Autism Speaks co-hosts meeting to spur development of practical means to diagnose autism in low- and middle-income countries
(Oct 15, 2014) Today, autism researchers and clinicians from around the world will meet in Baltimore to begin developing practical and freely available tools for diagnosing autism in low- and middle-income countries.
The meeting – “Autism Diagnosis in Low Resource Settings: Challenges and Opportunities to Enhance Research and Services Worldwide” – is a collaboration between Autism Speaks, Johns Hopkins Bloomberg School of Public Health and the International Society for Autism Research (INSAR). The World Health Organization (WHO) is providing technical support.
“Over the last two years, both the U.N. General Assembly and the World Health Organization have passed resolutions on autism, calling on all member nations to improve access to care,” says Andy Shih, Autism Speaks senior vice president for scientific affairs. “But the only way we can translate these resolutions into action is by delivering feasible, low-cost solutions for autism diagnosis and services in low-resource settings.”
Dr. Shih notes that research funded in part by Autism Speaks has already helped develop the first evidence-based, low-cost autism therapies for communities without access to specialists. Generally these programs involve training parents and community workers to deliver basic services.

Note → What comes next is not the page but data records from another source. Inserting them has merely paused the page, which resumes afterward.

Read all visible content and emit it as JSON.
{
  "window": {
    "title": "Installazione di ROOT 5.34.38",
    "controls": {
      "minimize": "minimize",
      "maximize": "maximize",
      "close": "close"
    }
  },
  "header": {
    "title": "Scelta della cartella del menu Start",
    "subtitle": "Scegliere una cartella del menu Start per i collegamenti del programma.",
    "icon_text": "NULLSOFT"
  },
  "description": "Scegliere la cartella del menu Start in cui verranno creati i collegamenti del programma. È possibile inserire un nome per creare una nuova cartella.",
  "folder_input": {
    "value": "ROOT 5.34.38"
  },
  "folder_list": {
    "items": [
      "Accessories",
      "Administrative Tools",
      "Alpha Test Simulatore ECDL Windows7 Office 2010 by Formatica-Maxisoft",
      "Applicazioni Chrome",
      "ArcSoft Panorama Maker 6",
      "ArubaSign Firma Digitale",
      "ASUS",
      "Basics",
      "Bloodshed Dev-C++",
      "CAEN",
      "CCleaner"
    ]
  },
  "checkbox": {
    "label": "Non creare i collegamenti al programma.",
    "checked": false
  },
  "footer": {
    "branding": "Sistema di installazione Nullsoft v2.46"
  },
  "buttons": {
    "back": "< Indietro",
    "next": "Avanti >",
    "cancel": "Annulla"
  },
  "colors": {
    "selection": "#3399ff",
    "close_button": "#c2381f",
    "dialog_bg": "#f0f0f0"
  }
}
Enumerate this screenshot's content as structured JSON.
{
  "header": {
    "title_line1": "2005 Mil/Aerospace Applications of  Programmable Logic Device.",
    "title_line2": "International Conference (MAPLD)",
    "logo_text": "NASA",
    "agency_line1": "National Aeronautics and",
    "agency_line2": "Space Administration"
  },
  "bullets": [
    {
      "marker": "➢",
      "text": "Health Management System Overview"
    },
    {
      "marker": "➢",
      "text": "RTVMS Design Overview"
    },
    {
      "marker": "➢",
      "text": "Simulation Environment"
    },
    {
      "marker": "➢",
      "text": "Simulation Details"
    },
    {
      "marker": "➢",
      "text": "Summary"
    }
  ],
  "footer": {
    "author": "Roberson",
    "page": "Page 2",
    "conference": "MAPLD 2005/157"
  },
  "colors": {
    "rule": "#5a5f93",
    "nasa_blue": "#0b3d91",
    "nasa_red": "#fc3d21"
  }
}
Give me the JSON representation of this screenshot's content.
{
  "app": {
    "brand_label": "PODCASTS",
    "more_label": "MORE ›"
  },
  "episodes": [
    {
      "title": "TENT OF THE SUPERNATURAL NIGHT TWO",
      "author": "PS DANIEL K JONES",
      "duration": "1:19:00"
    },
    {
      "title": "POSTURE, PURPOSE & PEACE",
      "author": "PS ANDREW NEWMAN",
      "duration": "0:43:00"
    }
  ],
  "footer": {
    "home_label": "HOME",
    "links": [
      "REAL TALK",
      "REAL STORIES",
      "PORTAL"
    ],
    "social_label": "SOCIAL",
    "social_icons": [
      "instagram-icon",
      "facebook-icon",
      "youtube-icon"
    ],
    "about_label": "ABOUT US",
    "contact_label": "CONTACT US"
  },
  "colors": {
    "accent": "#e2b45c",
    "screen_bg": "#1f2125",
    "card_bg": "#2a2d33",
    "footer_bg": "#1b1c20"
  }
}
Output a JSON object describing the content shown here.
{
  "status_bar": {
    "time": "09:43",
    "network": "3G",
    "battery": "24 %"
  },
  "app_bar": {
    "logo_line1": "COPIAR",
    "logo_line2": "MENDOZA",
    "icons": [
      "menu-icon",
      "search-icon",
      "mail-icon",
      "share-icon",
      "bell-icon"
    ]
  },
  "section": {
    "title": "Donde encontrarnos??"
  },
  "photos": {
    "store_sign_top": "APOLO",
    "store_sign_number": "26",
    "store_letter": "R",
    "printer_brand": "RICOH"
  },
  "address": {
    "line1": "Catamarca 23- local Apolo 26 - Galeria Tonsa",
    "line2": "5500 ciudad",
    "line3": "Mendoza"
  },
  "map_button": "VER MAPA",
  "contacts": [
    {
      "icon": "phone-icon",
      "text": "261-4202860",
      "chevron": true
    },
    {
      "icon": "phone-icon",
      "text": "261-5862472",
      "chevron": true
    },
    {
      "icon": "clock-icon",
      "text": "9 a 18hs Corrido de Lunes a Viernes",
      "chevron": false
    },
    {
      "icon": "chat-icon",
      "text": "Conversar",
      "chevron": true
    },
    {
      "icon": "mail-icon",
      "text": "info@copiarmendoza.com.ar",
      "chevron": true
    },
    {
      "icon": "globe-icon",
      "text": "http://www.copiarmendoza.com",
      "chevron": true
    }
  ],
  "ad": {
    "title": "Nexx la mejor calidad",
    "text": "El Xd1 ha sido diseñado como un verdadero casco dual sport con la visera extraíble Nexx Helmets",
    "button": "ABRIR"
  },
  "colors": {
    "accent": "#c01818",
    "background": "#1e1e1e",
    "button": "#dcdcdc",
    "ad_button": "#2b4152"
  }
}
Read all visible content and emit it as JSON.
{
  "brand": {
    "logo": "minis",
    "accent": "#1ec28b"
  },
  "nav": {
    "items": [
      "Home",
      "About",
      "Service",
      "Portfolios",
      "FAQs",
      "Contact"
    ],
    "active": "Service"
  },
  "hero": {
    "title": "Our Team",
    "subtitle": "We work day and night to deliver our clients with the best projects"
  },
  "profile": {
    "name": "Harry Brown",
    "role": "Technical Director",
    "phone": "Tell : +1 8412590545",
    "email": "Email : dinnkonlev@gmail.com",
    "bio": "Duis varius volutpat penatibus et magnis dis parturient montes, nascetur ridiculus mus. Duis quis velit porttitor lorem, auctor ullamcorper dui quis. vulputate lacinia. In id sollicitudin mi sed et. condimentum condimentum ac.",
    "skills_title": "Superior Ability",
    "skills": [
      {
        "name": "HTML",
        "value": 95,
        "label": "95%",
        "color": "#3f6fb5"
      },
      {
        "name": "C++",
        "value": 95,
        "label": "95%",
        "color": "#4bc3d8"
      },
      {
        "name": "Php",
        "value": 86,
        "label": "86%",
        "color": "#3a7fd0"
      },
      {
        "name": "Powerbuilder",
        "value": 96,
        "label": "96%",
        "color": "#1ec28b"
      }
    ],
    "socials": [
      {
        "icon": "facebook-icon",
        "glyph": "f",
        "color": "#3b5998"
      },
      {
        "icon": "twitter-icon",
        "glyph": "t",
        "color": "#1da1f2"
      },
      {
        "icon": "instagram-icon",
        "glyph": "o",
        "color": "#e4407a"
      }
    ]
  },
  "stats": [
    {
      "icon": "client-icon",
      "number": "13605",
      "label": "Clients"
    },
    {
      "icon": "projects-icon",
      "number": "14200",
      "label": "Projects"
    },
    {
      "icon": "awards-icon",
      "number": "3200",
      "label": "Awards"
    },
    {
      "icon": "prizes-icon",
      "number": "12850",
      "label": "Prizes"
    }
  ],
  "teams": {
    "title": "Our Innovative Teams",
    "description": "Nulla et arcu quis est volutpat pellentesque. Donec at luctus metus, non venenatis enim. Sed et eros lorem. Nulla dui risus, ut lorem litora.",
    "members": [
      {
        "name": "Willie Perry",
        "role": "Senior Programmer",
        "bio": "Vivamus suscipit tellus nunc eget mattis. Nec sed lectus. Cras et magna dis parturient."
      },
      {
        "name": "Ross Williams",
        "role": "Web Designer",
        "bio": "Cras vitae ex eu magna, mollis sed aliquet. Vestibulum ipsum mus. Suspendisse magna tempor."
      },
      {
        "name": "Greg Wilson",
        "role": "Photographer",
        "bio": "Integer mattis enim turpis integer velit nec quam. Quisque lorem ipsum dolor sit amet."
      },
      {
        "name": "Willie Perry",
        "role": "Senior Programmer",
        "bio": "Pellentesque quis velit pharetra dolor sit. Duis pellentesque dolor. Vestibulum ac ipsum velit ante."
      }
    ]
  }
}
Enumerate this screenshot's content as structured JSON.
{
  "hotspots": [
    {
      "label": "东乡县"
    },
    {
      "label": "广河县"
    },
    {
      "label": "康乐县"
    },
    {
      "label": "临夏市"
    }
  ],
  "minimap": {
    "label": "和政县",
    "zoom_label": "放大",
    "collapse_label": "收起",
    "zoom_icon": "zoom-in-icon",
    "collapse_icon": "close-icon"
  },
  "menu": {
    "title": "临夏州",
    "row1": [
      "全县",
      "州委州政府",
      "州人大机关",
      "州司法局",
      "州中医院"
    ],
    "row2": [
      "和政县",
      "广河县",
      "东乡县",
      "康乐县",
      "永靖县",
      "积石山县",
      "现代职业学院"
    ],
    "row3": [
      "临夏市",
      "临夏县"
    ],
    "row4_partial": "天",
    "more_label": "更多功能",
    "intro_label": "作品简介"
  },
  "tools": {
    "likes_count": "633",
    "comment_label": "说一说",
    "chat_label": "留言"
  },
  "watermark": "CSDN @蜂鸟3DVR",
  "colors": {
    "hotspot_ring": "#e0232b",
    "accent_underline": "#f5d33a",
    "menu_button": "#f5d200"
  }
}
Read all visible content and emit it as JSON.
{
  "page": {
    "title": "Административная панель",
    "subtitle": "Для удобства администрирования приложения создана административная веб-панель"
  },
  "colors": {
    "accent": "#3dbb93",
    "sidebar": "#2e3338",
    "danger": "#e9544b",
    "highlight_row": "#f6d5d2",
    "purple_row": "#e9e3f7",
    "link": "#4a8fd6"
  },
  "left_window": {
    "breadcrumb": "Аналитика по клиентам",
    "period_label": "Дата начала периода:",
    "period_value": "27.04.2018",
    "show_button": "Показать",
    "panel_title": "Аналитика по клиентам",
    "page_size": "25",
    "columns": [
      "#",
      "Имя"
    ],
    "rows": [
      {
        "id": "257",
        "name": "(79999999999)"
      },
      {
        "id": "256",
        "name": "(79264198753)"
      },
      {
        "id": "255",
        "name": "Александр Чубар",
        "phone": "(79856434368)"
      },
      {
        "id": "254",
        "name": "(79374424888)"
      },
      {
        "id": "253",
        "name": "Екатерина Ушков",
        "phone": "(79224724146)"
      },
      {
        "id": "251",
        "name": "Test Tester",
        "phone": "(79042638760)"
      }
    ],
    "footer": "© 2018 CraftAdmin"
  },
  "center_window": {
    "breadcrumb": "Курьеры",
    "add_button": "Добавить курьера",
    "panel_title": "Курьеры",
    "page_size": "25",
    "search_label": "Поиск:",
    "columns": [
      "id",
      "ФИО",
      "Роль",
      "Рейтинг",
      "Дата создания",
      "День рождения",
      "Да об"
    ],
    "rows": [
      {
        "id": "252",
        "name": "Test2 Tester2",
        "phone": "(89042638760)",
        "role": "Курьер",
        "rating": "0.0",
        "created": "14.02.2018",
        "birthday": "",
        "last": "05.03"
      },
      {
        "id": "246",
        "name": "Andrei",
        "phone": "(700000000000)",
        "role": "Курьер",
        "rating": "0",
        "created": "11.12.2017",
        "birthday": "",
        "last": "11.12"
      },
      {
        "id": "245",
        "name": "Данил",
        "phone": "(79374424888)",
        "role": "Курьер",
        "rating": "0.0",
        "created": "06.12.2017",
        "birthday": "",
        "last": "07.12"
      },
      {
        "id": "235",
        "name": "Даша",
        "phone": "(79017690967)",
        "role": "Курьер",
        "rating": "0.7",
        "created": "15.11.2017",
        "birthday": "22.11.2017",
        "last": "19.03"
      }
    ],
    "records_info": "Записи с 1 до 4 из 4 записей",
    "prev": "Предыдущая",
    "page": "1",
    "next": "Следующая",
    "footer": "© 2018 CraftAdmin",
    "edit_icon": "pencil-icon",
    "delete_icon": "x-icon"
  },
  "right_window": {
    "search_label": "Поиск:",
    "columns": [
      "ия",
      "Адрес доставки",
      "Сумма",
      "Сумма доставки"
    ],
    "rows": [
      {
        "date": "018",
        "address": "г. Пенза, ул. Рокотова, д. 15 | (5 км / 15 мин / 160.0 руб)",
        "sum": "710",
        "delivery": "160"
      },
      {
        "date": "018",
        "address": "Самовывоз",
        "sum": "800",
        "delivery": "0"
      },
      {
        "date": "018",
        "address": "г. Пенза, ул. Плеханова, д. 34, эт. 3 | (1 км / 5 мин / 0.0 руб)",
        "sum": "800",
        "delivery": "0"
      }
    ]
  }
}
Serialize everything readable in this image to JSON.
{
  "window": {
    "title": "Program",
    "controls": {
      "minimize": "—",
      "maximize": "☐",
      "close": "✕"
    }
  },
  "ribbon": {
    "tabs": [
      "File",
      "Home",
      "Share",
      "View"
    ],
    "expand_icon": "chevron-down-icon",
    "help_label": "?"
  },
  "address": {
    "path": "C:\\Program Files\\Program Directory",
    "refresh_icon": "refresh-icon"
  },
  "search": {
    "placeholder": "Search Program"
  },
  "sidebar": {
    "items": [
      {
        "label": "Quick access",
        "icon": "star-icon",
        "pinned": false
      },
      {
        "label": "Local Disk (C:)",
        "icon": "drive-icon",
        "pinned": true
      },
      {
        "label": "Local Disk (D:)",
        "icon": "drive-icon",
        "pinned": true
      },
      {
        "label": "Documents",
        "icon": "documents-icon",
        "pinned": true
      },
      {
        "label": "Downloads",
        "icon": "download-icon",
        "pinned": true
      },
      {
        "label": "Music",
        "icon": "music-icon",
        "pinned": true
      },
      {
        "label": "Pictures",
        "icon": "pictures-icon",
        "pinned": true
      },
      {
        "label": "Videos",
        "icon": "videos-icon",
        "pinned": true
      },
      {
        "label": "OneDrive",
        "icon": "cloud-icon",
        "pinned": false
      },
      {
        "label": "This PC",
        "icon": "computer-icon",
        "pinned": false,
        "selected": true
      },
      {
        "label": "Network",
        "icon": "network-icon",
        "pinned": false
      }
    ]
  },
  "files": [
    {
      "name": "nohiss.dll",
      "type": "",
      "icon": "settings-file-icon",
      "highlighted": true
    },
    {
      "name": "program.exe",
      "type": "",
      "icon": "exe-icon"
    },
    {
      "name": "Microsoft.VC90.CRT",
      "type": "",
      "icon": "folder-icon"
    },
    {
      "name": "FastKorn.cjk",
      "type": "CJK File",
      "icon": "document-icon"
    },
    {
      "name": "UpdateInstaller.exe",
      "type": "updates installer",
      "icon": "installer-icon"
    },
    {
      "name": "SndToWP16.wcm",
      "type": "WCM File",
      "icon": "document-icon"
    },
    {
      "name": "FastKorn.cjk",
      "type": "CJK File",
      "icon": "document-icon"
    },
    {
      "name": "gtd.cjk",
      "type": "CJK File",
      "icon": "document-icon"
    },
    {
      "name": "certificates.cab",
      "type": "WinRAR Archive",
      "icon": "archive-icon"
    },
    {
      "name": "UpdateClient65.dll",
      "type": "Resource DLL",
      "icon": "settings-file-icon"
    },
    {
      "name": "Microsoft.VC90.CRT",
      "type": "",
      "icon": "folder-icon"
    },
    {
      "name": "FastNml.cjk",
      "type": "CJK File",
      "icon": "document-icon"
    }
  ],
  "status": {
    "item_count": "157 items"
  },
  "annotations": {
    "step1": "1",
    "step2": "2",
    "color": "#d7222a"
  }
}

But few if any services can be delivered without diagnosis. And autism diagnosis remains a challenge outside affluent countries.
In part, this is because the “gold standard” diagnostic checklists are costly to deliver. They require a high degree of professional training to use and have copyright fees that make them unaffordable in much of the world.
“We need diagnostic instruments that are culturally adapted, translated and free,” Dr. Shih emphasizes.
The Baltimore meeting’s goal is to develop a consensus on potential solutions and outline a process for developing them. This will include the formation of a core group of experts to lead the global effort.
Autism Speaks and its collaborators hope to launch international, multisite trials to evaluate potential diagnostic programs in 2015.